Die Überfahrt nach Schweden ist ein Erlebnis für den Jungen. Das erste mal erlebt er ein kleines „Abenteuer“ nach seiner ständigen Langeweile in Rerik und dem nicht gerade abwechslungsreichen und eintönigen Fischen mit Knudsen in eher küstennahen Gewässern. Es kommt ihm vor, wie in seinen Huckleberry Finn Büchern. Die offene See, die Ungewissheit und die Angst von einem Küstenkontrollboot aufgegriffen zu werden und die damit verbundenen Kon-sequenzen lassen in ihm erstmals in der Erzählung einen gewissen Enthusiasmus und Begeisterung für eine Sache erkennen. Die Belastung des allgegenwärtigen Nationalsozialismus erfährt der Junge auch. Er ist zwar nicht direkt von der Verfolgung der Juden und Minderheiten betroffen, sieht aber ihre Auswirkung anhand derjenigen, denen unter anderem er zur Flucht verhelfen soll. Dabei erfährt er das erste Mal in seinem Leben, eine gewisse Erfüllung und einen Sinn. Er weiß zwar nicht genau warum jede der einzelnen Personen (Judith, Klosterschüler, Gregor) fliehen wollen, erkennt aber den Sinn der Aktion als Ganzes. Er erfährt wie wichtig es ist auch einmal zu Helfen wenn es die Situation erfordert, ohne nach den tieferen
Ursachen zu fragen, was für seine weitere Entwicklung  eine große Rolle zu spielen scheint. Diese und die Erfahrung „Abenteuers“ sind ausschlaggebend für seine Entscheidung nicht in Schweden zu bleiben sondern wieder zurück in sein altes Leben zurückzukehren.

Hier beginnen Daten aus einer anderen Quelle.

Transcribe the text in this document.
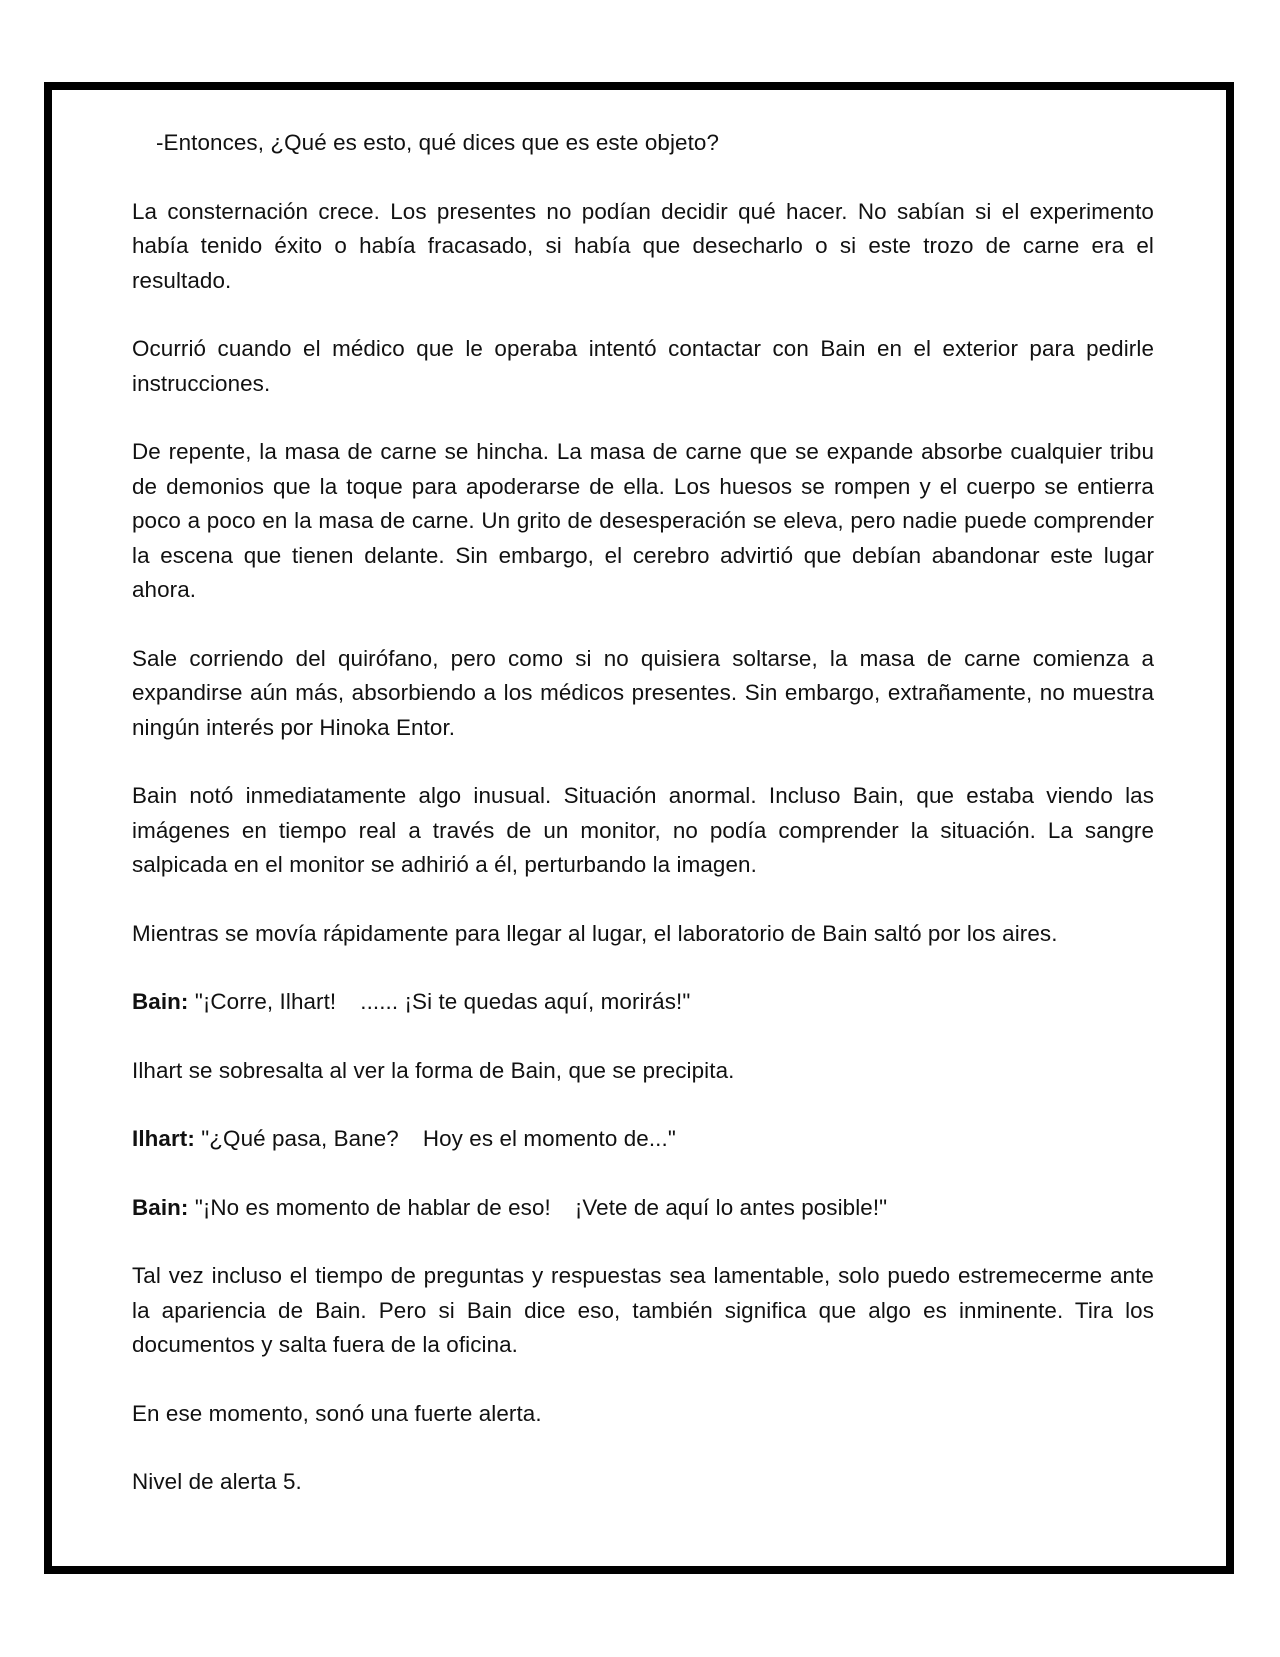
-Entonces, ¿Qué es esto, qué dices que es este objeto?

La consternación crece. Los presentes no podían decidir qué hacer. No sabían si el experimento había tenido éxito o había fracasado, si había que desecharlo o si este trozo de carne era el resultado.

Ocurrió cuando el médico que le operaba intentó contactar con Bain en el exterior para pedirle instrucciones.

De repente, la masa de carne se hincha. La masa de carne que se expande absorbe cualquier tribu de demonios que la toque para apoderarse de ella. Los huesos se rompen y el cuerpo se entierra poco a poco en la masa de carne. Un grito de desesperación se eleva, pero nadie puede comprender la escena que tienen delante. Sin embargo, el cerebro advirtió que debían abandonar este lugar ahora.

Sale corriendo del quirófano, pero como si no quisiera soltarse, la masa de carne comienza a expandirse aún más, absorbiendo a los médicos presentes. Sin embargo, extrañamente, no muestra ningún interés por Hinoka Entor.

Bain notó inmediatamente algo inusual. Situación anormal. Incluso Bain, que estaba viendo las imágenes en tiempo real a través de un monitor, no podía comprender la situación. La sangre salpicada en el monitor se adhirió a él, perturbando la imagen.

Mientras se movía rápidamente para llegar al lugar, el laboratorio de Bain saltó por los aires.

Bain: "¡Corre, Ilhart! ...... ¡Si te quedas aquí, morirás!"

Ilhart se sobresalta al ver la forma de Bain, que se precipita.

Ilhart: "¿Qué pasa, Bane? Hoy es el momento de..."

Bain: "¡No es momento de hablar de eso! ¡Vete de aquí lo antes posible!"

Tal vez incluso el tiempo de preguntas y respuestas sea lamentable, solo puedo estremecerme ante la apariencia de Bain. Pero si Bain dice eso, también significa que algo es inminente. Tira los documentos y salta fuera de la oficina.

En ese momento, sonó una fuerte alerta.

Nivel de alerta 5.
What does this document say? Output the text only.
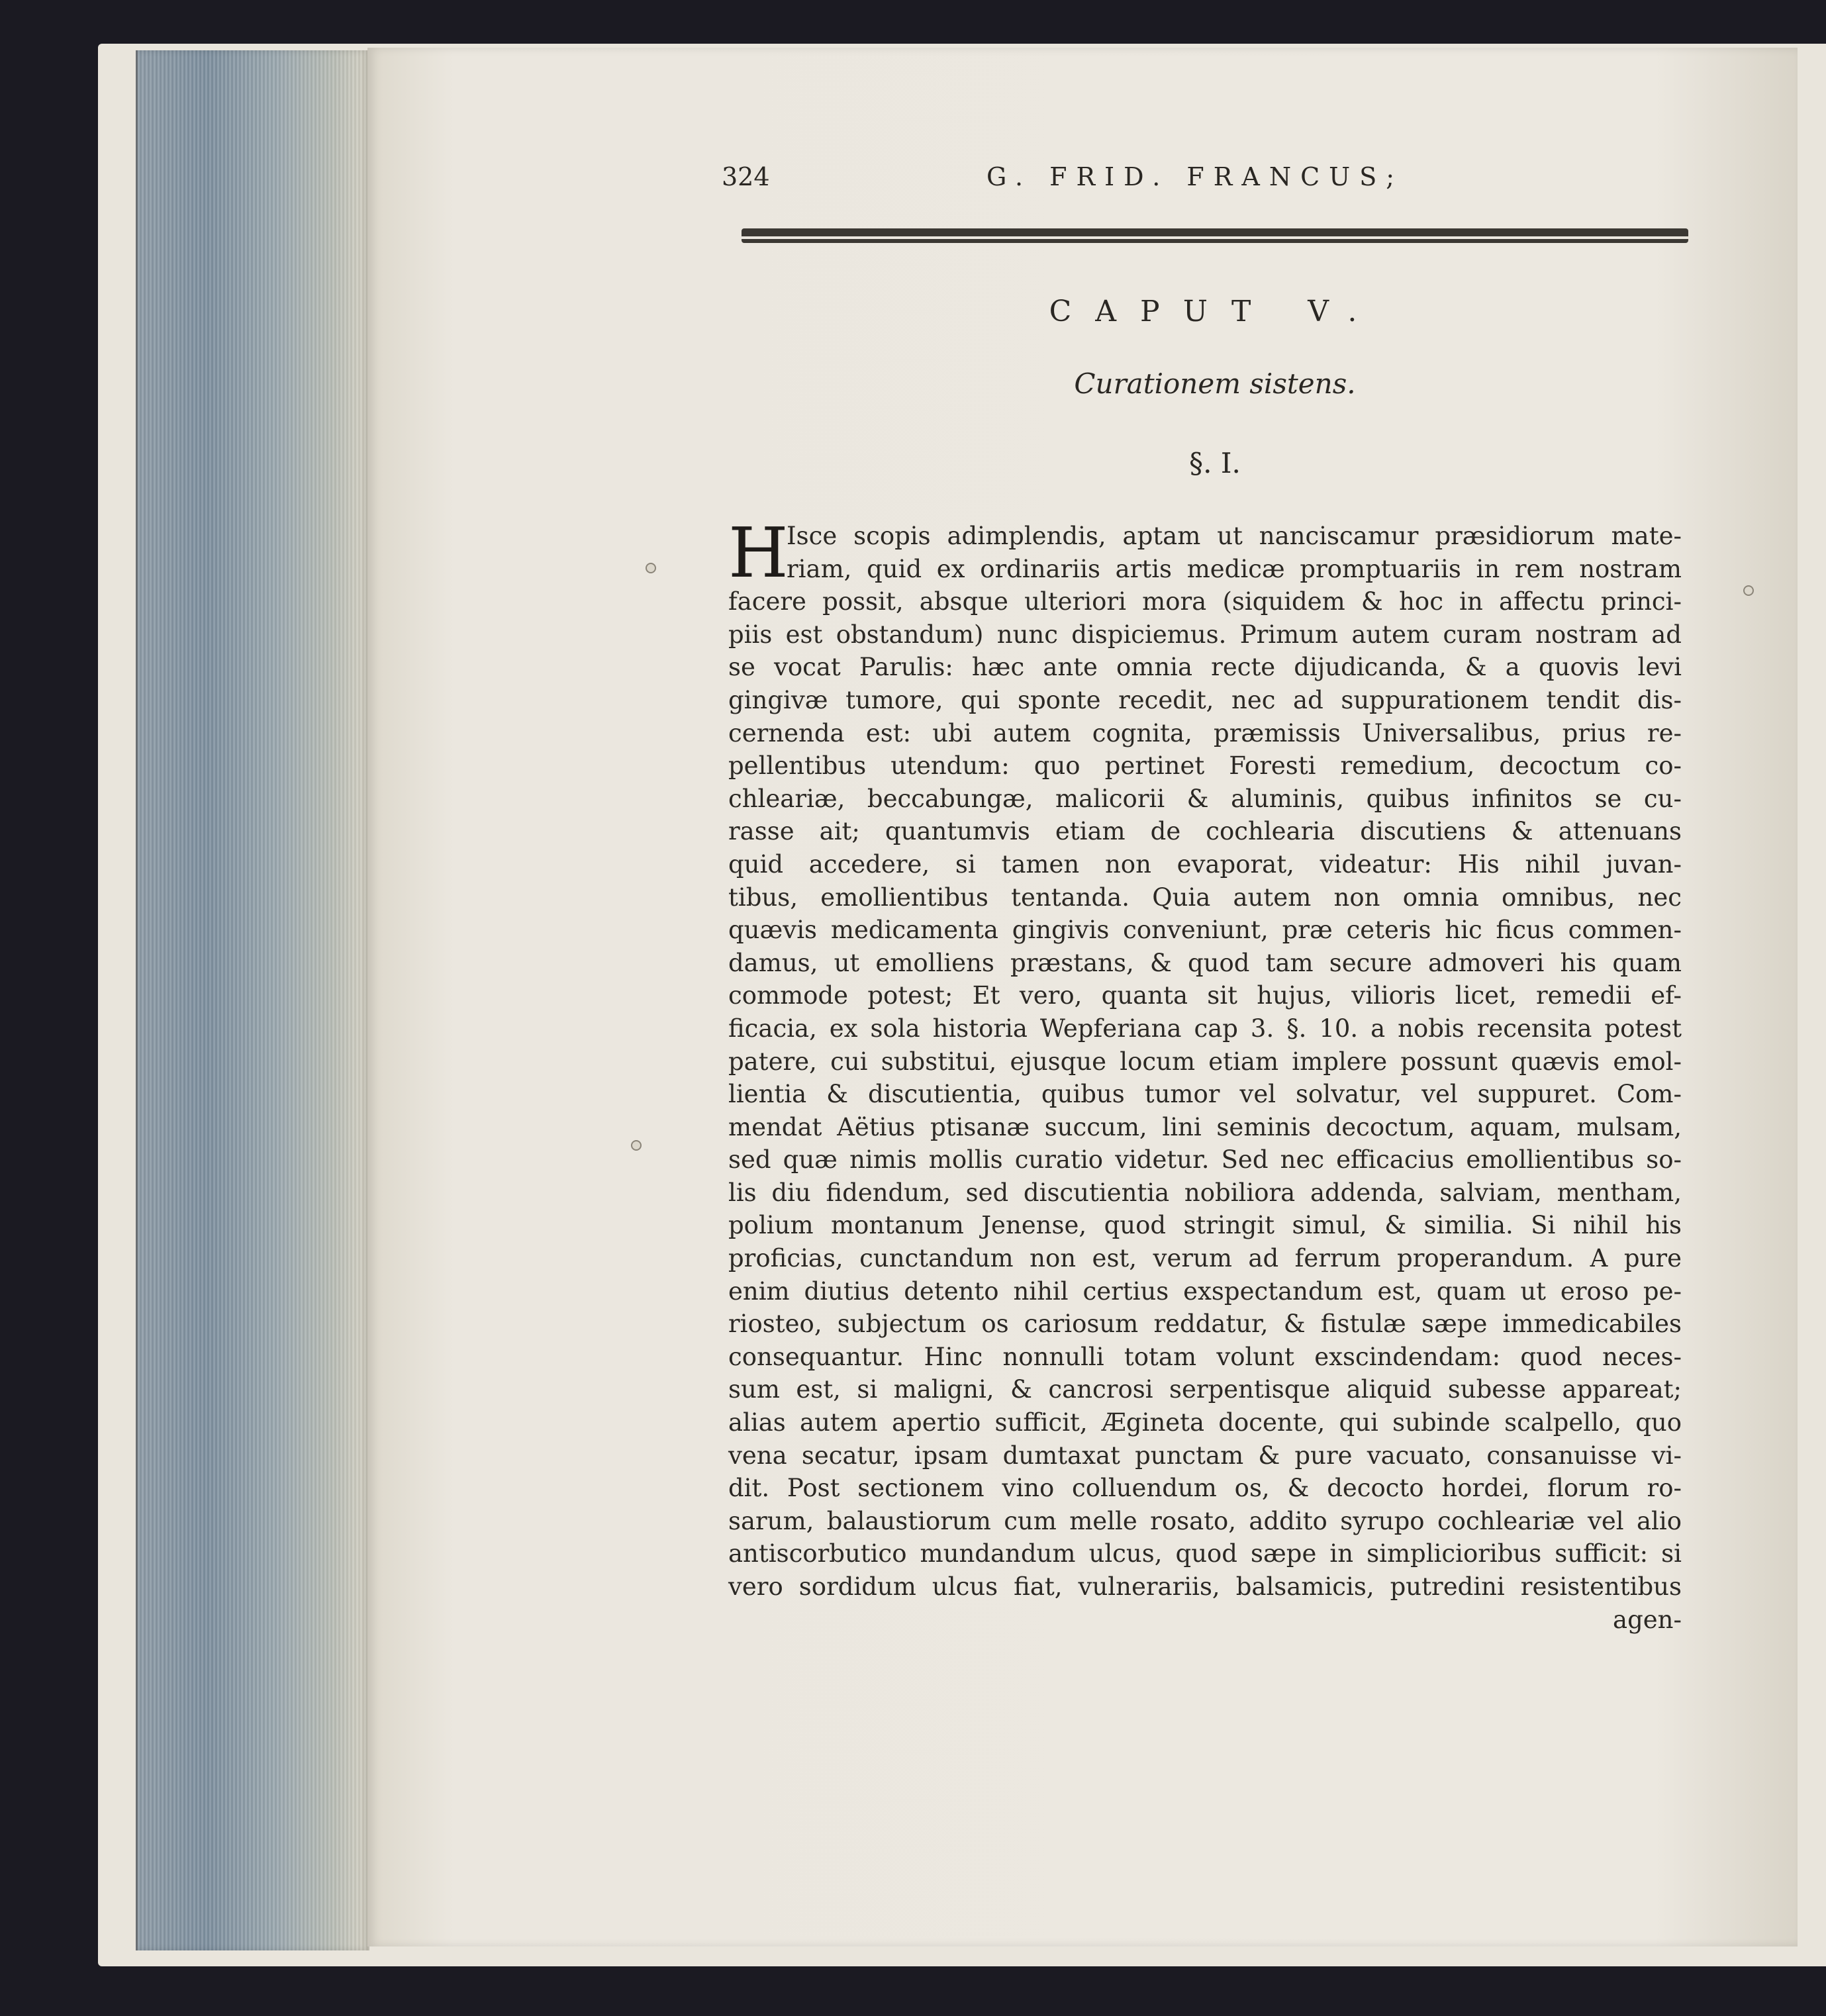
324	G. FRID. FRANCUS;
CAPUT V.
Curationem sistens.
§. I.
H
Isce scopis adimplendis, aptam ut nanciscamur præsidiorum mate-
riam, quid ex ordinariis artis medicæ promptuariis in rem nostram
facere possit, absque ulteriori mora (siquidem & hoc in affectu princi-
piis est obstandum) nunc dispiciemus. Primum autem curam nostram ad
se vocat Parulis: hæc ante omnia recte dijudicanda, & a quovis levi
gingivæ tumore, qui sponte recedit, nec ad suppurationem tendit dis-
cernenda est: ubi autem cognita, præmissis Universalibus, prius re-
pellentibus utendum: quo pertinet Foresti remedium, decoctum co-
chleariæ, beccabungæ, malicorii & aluminis, quibus infinitos se cu-
rasse ait; quantumvis etiam de cochlearia discutiens & attenuans
quid accedere, si tamen non evaporat, videatur: His nihil juvan-
tibus, emollientibus tentanda. Quia autem non omnia omnibus, nec
quævis medicamenta gingivis conveniunt, præ ceteris hic ficus commen-
damus, ut emolliens præstans, & quod tam secure admoveri his quam
commode potest; Et vero, quanta sit hujus, vilioris licet, remedii ef-
ficacia, ex sola historia Wepferiana cap 3. §. 10. a nobis recensita potest
patere, cui substitui, ejusque locum etiam implere possunt quævis emol-
lientia & discutientia, quibus tumor vel solvatur, vel suppuret. Com-
mendat Aëtius ptisanæ succum, lini seminis decoctum, aquam, mulsam,
sed quæ nimis mollis curatio videtur. Sed nec efficacius emollientibus so-
lis diu fidendum, sed discutientia nobiliora addenda, salviam, mentham,
polium montanum Jenense, quod stringit simul, & similia. Si nihil his
proficias, cunctandum non est, verum ad ferrum properandum. A pure
enim diutius detento nihil certius exspectandum est, quam ut eroso pe-
riosteo, subjectum os cariosum reddatur, & fistulæ sæpe immedicabiles
consequantur. Hinc nonnulli totam volunt exscindendam: quod neces-
sum est, si maligni, & cancrosi serpentisque aliquid subesse appareat;
alias autem apertio sufficit, Ægineta docente, qui subinde scalpello, quo
vena secatur, ipsam dumtaxat punctam & pure vacuato, consanuisse vi-
dit. Post sectionem vino colluendum os, & decocto hordei, florum ro-
sarum, balaustiorum cum melle rosato, addito syrupo cochleariæ vel alio
antiscorbutico mundandum ulcus, quod sæpe in simplicioribus sufficit: si
vero sordidum ulcus fiat, vulnerariis, balsamicis, putredini resistentibus
agen-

Sein Wunsch nach dem Abenteuer fernab der Heimat erfüllt sich letztendlich ja durch die Fluchthilfe doch, der Junge merkt jedoch, dass ein Leben nicht nur aus Abenteuer bestehen kann und Huckleberry Finn unrealistische Fiktion ist. Seine Lebenseinstellung ist am Ende des Buches, obwohl es nur einen verhältnismäßig kurzen Zeitraum behandelt, viel reifer als zu Beginn. Er hat wie alle anderen Personen des Buches ihre seelische (Gregor, Knudsen) oder reale (Judith, Klosterschüler) Freiheit gefunden haben, auch seine geistige entdeckt. Über weitere Vorstellungen, was er nach der Rückkehr nach Rerik machen will, gibt es keine Information, nur soviel: Er will sein altes Leben mit seinem neuen, gereiften
Lebensverständnis fortsetzen.

6.  Ich komme durch die Erzählung zu der Einsicht, dass die Jugend und die Pubertät zwar langwierige Entwicklungen darstellen, die einen großen Zeitraum in Anspruch nehmen, aber in Phasen durch signifikante Ereignisse und Erfahrungen sogar innerhalb von Tagen enorm weit vorangetrieben werden können. Wie in diesem Fall, in dem der Junge Jahre der Entwicklung durchmacht ohne wirklich weiterzukommen und dann die Fluchthilfe, sozusagen als Katalysator, für einen Entwicklungsschub sorgt.

Am Ende des Romans findet jede Figur auf ihre Weise die Freiheit, und zwar dadurch, dass sie alle zusammengearbeitet haben und sich aus freiem Willen füreinander eingesetzt haben. Das ist vor allem in politisch schwierigen Zeiten, wie im dritten Reich, extrem wichtig und lässt die Aussichten auf Erfolg steigen. Gerade hier im Buch ist die Hilfe enorm wichtig, da Menschenleben von ihr abhängen. Das ganze Buch betrachtet, will Andresch, meiner Meinung nach, die Erinnerung an die Tyrannei, die damals in Nazideutschland herrschte wach halten und ein Zeichen gegen die Einschränkung und Unterdrückung von Individuen durch Regime setzen.